In contrast, in 2018 (although not a general election year), health care stocks rallied as polls suggested that the Democratic Party would win back control of the House of Representatives. This was seen as being favorable for health care stocks. The same was true in the general election year of 2008. Health care stocks surged once the markets were confident in the election of President Barack Obama. The centerpiece of President Obama’s campaign was an overhaul of the nation’s health care system.

What does the year 2020 have in store for investors?

The market will always be concerned about macroeconomic issues. That will keep the trade war between the United States and China front and center. If a deal is struck prior to or during 2020, the market should see a modest surge as industries that have been paralyzed by uncertainty will now have clarity. On the other hand, if the trade war continues certain sectors such as industrials may have a difficult time. According to FactSet data from September 20, 2019, all 11 market sectors are projected to have positive earnings growth (YoY) in 2020. Energy stocks are projected to do the best with the sector having a forecasted EPS growth of 30.3%. Utilities are expected to have the lowest growth forecast at just 5.4%. Does this mean anything conclusive? Not necessarily. Remember, the market will choose winners and losers.

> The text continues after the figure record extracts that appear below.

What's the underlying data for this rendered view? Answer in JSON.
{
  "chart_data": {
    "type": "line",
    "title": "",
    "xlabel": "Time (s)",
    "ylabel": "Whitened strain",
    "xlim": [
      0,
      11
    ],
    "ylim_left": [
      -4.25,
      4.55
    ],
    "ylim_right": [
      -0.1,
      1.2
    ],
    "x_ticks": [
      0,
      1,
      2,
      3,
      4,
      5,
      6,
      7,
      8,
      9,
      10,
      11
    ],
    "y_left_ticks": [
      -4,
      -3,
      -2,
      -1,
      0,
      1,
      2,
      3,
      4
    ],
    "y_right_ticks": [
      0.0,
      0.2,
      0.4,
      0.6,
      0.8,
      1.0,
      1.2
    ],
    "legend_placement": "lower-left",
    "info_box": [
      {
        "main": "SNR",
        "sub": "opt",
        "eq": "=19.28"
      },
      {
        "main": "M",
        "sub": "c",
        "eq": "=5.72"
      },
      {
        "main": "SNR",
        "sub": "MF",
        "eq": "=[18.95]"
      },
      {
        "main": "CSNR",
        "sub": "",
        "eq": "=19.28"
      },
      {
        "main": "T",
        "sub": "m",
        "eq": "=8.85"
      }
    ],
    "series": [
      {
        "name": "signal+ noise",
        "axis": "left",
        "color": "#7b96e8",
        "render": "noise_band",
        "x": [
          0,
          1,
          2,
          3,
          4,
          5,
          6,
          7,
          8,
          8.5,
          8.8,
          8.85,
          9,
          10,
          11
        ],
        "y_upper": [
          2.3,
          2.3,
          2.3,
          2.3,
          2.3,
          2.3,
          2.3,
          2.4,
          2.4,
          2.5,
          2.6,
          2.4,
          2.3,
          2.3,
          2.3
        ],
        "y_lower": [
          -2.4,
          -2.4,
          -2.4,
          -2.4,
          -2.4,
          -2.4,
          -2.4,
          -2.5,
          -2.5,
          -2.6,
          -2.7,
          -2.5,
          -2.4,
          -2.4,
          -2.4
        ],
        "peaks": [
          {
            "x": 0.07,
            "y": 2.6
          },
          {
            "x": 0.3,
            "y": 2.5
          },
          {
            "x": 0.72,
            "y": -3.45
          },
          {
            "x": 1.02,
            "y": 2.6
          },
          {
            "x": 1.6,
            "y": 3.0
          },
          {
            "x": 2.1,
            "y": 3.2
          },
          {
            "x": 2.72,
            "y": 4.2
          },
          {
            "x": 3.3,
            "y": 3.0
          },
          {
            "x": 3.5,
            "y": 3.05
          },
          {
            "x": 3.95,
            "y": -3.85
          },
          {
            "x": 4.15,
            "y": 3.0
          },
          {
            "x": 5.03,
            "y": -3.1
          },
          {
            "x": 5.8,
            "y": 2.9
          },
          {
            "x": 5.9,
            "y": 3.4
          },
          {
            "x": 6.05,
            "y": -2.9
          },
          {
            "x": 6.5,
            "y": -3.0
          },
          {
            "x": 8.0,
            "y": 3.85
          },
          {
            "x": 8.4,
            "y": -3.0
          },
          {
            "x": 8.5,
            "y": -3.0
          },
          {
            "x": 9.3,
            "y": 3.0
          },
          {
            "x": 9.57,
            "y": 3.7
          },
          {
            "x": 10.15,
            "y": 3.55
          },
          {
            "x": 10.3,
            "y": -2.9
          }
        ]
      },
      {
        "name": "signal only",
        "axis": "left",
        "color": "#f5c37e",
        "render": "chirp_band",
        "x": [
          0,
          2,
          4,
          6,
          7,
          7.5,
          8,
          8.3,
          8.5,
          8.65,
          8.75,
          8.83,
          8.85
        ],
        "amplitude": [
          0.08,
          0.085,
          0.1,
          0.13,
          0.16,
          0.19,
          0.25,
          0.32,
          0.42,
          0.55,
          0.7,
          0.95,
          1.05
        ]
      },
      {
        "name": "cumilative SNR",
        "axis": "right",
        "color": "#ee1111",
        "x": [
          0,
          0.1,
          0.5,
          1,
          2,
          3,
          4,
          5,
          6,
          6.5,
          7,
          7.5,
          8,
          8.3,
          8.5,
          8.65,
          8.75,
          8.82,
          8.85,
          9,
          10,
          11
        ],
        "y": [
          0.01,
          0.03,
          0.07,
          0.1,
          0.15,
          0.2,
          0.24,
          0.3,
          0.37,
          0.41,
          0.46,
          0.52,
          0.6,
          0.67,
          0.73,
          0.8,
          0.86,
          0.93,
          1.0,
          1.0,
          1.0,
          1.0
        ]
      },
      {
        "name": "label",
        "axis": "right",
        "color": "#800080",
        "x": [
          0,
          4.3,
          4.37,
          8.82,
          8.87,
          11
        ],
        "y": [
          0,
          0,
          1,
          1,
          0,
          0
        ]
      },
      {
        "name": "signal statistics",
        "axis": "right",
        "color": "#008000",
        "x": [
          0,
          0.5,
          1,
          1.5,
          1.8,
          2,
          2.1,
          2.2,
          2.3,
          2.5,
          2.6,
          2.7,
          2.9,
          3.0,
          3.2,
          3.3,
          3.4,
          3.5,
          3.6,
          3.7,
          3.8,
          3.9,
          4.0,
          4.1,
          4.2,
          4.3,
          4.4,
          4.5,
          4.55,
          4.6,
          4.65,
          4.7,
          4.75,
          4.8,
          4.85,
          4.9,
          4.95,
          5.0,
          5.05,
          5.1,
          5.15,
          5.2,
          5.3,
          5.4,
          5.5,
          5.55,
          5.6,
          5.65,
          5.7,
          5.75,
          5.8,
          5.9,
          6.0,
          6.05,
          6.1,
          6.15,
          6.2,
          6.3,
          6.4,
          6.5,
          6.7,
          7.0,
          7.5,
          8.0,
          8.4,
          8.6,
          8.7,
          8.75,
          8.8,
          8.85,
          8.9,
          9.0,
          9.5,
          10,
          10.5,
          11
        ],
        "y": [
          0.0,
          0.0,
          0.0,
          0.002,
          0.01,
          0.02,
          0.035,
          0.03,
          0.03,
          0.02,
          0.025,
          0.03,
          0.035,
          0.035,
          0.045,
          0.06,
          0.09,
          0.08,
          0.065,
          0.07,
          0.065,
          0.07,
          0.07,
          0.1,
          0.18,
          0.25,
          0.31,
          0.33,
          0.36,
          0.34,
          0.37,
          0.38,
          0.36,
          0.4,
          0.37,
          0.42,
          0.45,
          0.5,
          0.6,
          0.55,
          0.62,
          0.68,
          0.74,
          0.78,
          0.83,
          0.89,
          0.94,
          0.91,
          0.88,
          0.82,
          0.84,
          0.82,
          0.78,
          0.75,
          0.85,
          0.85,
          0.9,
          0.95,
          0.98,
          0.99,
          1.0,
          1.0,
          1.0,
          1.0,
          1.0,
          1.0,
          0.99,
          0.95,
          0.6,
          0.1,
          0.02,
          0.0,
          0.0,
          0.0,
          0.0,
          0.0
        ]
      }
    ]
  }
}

What steps should investors take to prepare their portfolio for 2020?

As with most events, the most important thing for investors to do is not panic. Based on the historical trends, investors should pay more attention to the macroeconomic issues that could push the economy into a recession. If the market stays out of a recession, historical trends suggest that the market may do well, possibly even exceeding the S&P 500 Index historical average.

However, this doesn’t mean you shouldn’t do anything. As 2019 nears its end, you can take a look at your portfolio and your exposure to particular sectors. If your portfolio is heavily weighted in a sector that could be affected by a change in government or monetary policy, it may be best to decrease your exposure. Likewise, now may be a time to prudently buy some defensive sectors that tend to do well regardless of what is happening in the broader economy.

A final thought. You should absolutely not try to time the market. Institutional investors base their forecasts on the expected outcome. It’s called baking in the results. There will be a lot of news in 2020. But every time you see a headline you should remember that the market has already priced that into what you see in the broader market or with a particular stock. Don’t fight the trends.